If campaign ads leave you feeling a bit stressed-out, you're not alone. (AP Photo/Jon Elswick)
Exposure to campaign ads increased anxiety levels among U.S. adults on both sides of the aisle during the 2016 election cycle, a finding that may not surprise anyone, though local races likely added to collective anxiety alongside the rancorous presidential race.
Analyzing the reported viewing habits of 28,199 people, the researchers behind a new study, published April 3 in Social Science & Medicine, found that people saw 503 political ads on average over a 10-month period surrounding the 2016 election. Overall, a 1% increase in ad exposure corresponded with a .06% increase in the odds of a doctor telling them they had anxiety. Strikingly, each time a person's exposure to campaign ads doubled, the odds of a doctor diagnosing them with anxiety went up 4.25%.
"I think a 4% increase in the odds with each doubling, if you think about how often it doubles if you go from one to two, two to four, four to eight, eight to 16, etc., that adds up," said Jeff Niederdeppe, a professor at Cornell University and the lead author of the paper. "Nobody sees one ad."
The results did not seem to be overly skewed by the uniquely divisive race between Democratic nominee Hillary Clinton and Republican nominee Donald Trump — the researchers calculated that the average person potentially saw 370 ads for non-presidential races and only 133 for the presidential race.

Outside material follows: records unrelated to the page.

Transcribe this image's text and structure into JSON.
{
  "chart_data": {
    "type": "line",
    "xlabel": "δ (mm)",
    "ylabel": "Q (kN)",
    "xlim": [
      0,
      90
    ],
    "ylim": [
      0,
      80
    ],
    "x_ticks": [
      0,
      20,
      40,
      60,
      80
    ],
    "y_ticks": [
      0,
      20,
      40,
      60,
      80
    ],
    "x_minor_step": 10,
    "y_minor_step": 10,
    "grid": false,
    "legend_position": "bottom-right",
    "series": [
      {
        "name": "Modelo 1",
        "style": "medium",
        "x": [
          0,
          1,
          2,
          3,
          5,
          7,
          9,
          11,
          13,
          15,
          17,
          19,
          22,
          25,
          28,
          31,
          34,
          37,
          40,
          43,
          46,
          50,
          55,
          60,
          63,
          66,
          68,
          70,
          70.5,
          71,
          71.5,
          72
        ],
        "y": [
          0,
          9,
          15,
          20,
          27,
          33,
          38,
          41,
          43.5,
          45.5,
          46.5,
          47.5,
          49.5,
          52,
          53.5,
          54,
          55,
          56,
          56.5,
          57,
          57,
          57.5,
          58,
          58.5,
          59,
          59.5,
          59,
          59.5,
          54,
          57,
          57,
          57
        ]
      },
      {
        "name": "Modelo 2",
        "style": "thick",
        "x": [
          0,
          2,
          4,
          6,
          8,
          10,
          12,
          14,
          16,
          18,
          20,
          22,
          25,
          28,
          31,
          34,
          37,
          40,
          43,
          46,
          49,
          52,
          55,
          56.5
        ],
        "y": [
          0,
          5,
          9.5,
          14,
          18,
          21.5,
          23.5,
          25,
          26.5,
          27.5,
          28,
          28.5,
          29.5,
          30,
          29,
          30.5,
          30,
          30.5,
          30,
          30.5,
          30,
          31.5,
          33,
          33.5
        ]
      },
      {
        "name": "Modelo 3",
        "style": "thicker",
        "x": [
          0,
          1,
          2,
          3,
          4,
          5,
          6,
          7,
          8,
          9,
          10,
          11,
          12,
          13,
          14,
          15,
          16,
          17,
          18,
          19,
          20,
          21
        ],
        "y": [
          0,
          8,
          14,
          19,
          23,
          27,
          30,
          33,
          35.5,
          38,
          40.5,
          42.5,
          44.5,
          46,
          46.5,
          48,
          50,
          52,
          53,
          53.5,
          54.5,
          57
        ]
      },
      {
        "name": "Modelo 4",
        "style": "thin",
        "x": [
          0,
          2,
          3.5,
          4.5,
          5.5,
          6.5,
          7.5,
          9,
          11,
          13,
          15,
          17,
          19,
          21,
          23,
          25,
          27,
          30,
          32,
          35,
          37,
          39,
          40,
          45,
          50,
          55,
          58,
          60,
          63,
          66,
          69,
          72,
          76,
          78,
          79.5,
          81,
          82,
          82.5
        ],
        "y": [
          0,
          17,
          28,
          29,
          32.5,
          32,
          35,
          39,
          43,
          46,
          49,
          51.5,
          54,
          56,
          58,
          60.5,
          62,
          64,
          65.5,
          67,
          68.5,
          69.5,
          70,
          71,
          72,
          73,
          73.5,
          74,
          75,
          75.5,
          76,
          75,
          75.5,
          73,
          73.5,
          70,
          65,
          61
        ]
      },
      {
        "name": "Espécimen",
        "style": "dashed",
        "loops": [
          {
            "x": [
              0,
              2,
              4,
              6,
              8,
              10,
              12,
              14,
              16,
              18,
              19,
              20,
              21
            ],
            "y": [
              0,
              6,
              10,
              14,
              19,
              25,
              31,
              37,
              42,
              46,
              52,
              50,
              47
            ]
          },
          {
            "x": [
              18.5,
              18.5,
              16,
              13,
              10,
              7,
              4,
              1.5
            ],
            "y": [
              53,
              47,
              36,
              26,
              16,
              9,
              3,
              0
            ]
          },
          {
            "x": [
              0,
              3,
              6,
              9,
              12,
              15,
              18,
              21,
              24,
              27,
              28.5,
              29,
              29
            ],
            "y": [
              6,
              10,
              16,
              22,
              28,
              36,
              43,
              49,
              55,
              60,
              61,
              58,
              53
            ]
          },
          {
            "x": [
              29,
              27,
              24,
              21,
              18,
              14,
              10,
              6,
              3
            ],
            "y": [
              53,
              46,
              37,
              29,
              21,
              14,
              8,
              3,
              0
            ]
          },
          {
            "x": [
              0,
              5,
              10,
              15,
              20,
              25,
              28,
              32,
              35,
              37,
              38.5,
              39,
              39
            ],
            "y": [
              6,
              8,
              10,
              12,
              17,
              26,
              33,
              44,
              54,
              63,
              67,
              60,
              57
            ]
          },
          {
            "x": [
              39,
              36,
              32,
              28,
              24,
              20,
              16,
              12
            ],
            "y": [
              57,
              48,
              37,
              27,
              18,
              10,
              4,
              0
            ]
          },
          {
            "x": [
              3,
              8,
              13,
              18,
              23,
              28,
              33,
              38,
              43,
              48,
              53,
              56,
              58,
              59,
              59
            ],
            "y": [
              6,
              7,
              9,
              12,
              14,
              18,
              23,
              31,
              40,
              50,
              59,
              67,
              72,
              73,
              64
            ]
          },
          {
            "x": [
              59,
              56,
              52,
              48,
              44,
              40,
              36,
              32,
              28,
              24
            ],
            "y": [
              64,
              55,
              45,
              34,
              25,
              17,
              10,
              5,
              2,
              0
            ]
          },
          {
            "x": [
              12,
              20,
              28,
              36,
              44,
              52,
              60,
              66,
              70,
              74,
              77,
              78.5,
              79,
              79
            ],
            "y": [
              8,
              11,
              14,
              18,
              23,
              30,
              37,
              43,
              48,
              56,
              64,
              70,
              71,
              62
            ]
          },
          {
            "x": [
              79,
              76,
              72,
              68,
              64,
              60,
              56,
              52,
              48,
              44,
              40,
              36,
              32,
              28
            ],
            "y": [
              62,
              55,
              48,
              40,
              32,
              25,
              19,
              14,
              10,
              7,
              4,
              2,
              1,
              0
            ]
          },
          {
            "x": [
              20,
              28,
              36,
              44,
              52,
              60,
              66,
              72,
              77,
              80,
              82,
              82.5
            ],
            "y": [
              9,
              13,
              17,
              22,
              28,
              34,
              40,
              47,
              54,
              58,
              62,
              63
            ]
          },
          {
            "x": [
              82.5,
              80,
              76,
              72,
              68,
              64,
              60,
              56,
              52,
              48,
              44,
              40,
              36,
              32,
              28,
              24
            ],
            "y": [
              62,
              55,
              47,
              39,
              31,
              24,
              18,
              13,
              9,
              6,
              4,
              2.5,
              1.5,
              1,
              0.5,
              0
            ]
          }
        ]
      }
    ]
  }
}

They also found no significant correlation for diagnoses of depression, insomnia or cancer, the latter of which served as the control.
The study took self-reported viewing and health data from participants in the Simmons National Consumer Survey who watched English-language TV. For each respondent, the survey typically covers about a month of viewing habits. Researchers used survey data from five different waves between November 2015 and March 2017, with each wave completed during a different three-month period. Since the survey is conducted by mail, not every respondent took it at the same time, so the researchers projected each respondent's political ad viewing separately.
The researchers then cross-referenced TV watching patterns with political ad data from the Kantar Campaign Media Analysis Group to estimate how many political ads each person had likely seen over a 10-month period before the survey, assuming their viewing habits remained consistent.
"It's got error, for sure, but I think it's as good of a guess as I've seen anyone being able to do, because it's based on routine patterns of exposure," Niederdeppe told The Academic Times.
Previous research has also shown that politics causes poor mental health outcomes. After the American Psychological Association received anecdotal reports from members that their patients were expressing increasing anxiety about the election, the APA asked about politics-induced stress in a poll for the first time in August 2016; 52% of Americans said the election was a significant source of stress. In 2019, a study in PLOS ONE also reported that 38% of respondents said politics made them feel stressed, while 4.1% said it made them feel suicidal.
Niederdeppe and his co-authors wondered if TV ads could be partially to blame. It made sense to him that the results of the study showed a nonpartisan effect, he said, because the ads "paint a really bleak picture of the world, and unlike other forms of political communication, you have the music and the imagery to kind of bolster that — scary music, 'The world's going to go to hell if this other candidate gets elected.'"
The study, "Exposure to Televised Political Campaign Advertisements Aired in the United States 2015-2016 Election Cycle and Psychological Distress," published April 3 in Social Science & Medicine, was authored by Jeff Niederdeppe, Rosemary J. Avery, Jiawei Liu, Brendan Welch, Emmett Tabor and Nathaniel W. Lee, Cornell University; Sarah E. Gollust, University of Minnesota; Laura Baum and Erika Franklin Fowler, Wesleyan University; and Colleen L. Barry, Johns Hopkins University.